Graphs Basics
BACK: Greedy Programming
We’ve seen graphs in previous classes: a network of nodes or vertices that connect to each other through their edges. We try to turn every problem that we have into a graph: Maps for planning and perception, the Internet, social media, our friends, …
We can represent graphs in a bunch of different ways as well, but the book focuses on two different ways: a list of adjacency lists or an adjacency matrix.
In directed graphs, the edges will have specific directions–the arrows will be one way. It will suggest that I can go from Vertex A to Vertex B but not the other way around.
Undirected graphs suggest the opposite–the lack of arrows tell us that we can travel bidirectionally. The transpose of a graph is when we invert all of the arrows, so now I can get from Vertex B to Vertex A but not the other way around.
These edges can also have weights that tell you what the cost is to travel on that path. For example, if Elk Grove is a Vertex and Sacramento is a second Vertex, the weight on an edge that connects them might be “10 minutes,” to describe how long it takes to travel between the two nodes.

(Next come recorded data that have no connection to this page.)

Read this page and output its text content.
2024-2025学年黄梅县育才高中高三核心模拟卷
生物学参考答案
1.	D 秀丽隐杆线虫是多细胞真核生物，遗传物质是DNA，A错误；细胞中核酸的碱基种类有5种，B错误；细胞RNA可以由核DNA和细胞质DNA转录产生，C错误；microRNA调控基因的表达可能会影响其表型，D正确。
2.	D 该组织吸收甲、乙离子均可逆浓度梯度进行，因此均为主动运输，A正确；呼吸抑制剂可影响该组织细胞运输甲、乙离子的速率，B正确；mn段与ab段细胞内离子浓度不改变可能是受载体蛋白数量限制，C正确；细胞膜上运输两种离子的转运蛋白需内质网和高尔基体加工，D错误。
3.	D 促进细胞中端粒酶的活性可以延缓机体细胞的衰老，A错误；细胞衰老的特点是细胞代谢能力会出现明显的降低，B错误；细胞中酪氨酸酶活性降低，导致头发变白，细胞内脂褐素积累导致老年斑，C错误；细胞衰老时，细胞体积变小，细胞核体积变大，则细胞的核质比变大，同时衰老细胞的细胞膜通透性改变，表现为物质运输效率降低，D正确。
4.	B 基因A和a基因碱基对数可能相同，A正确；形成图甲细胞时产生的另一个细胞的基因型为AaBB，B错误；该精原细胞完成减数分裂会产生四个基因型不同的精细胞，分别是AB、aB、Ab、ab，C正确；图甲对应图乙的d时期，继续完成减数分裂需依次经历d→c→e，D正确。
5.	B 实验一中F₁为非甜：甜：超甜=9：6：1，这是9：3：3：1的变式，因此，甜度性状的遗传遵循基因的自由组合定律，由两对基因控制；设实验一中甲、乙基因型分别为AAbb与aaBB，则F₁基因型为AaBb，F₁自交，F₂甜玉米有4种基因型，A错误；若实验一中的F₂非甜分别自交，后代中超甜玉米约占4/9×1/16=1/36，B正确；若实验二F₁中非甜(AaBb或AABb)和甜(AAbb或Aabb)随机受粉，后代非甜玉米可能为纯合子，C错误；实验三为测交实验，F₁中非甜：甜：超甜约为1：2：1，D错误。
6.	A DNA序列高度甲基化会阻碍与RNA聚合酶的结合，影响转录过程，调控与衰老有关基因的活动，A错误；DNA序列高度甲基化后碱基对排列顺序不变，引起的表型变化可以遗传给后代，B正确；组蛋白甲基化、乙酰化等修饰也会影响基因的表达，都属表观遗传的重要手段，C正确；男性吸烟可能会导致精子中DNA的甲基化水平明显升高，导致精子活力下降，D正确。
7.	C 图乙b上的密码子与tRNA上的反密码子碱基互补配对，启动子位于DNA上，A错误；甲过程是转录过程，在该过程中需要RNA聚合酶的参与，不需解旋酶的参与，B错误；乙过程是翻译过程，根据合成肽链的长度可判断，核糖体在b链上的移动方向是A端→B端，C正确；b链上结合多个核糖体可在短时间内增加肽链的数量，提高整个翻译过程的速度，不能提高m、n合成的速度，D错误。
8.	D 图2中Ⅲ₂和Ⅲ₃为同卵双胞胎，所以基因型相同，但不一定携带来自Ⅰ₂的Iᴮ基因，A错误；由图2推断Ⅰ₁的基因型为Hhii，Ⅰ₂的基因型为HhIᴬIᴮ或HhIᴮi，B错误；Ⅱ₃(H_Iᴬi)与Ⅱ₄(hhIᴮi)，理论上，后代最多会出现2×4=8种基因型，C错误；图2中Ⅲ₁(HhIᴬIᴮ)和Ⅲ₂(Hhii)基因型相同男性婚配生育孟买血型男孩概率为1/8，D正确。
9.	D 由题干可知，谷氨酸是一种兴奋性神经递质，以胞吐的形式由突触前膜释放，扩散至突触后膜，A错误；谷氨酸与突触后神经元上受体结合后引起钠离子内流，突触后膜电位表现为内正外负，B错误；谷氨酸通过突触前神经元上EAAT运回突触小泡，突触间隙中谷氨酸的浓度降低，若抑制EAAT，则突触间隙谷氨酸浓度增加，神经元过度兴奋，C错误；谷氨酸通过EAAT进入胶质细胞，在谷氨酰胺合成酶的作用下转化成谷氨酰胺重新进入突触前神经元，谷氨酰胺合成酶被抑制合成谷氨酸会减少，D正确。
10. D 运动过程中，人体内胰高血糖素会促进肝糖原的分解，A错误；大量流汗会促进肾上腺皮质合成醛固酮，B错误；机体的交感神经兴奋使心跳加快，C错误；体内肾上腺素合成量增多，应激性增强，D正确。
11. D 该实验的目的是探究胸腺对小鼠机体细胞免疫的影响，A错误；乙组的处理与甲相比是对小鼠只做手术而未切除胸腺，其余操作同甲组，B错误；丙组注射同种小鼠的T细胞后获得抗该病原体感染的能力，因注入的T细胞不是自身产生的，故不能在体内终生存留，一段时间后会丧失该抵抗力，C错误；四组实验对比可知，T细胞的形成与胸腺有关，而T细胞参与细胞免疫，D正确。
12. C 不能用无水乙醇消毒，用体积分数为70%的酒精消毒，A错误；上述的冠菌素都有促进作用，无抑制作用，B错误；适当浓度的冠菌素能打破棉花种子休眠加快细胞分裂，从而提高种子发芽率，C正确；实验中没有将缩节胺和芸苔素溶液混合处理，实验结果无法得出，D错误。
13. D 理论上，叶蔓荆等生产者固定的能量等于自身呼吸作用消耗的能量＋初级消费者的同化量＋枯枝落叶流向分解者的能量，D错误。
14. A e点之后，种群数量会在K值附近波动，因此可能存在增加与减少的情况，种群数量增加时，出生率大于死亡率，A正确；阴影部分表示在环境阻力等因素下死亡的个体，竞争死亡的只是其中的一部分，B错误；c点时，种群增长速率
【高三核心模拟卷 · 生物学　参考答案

In an directed acyclic graph, our graph doesn’t contain any cycles, i.e: For every vertex V, there is no path in the graph that leads back to itself. In the directed graph above, there is a cycle between vertices 2, 4, and 5; thus it is not a DAG. DAGs can be represented in a line, where the edges can only point in one direction.
Searching
Different situations and algorithms will require us to use different searching methods–particularly Breadth First Search and Depth First Search.
Breadth First Search (BFS)
BFS finds and generates a tree of every possible node that is reachable by its start node, \(s\). It begins by initializing a queue and placing the \(s\) into the queue. Until the queue is empty, it will continue to pop the queue and then add any children of the popped node into it–while also keeping track of which nodes have already been in the queue before (through its color).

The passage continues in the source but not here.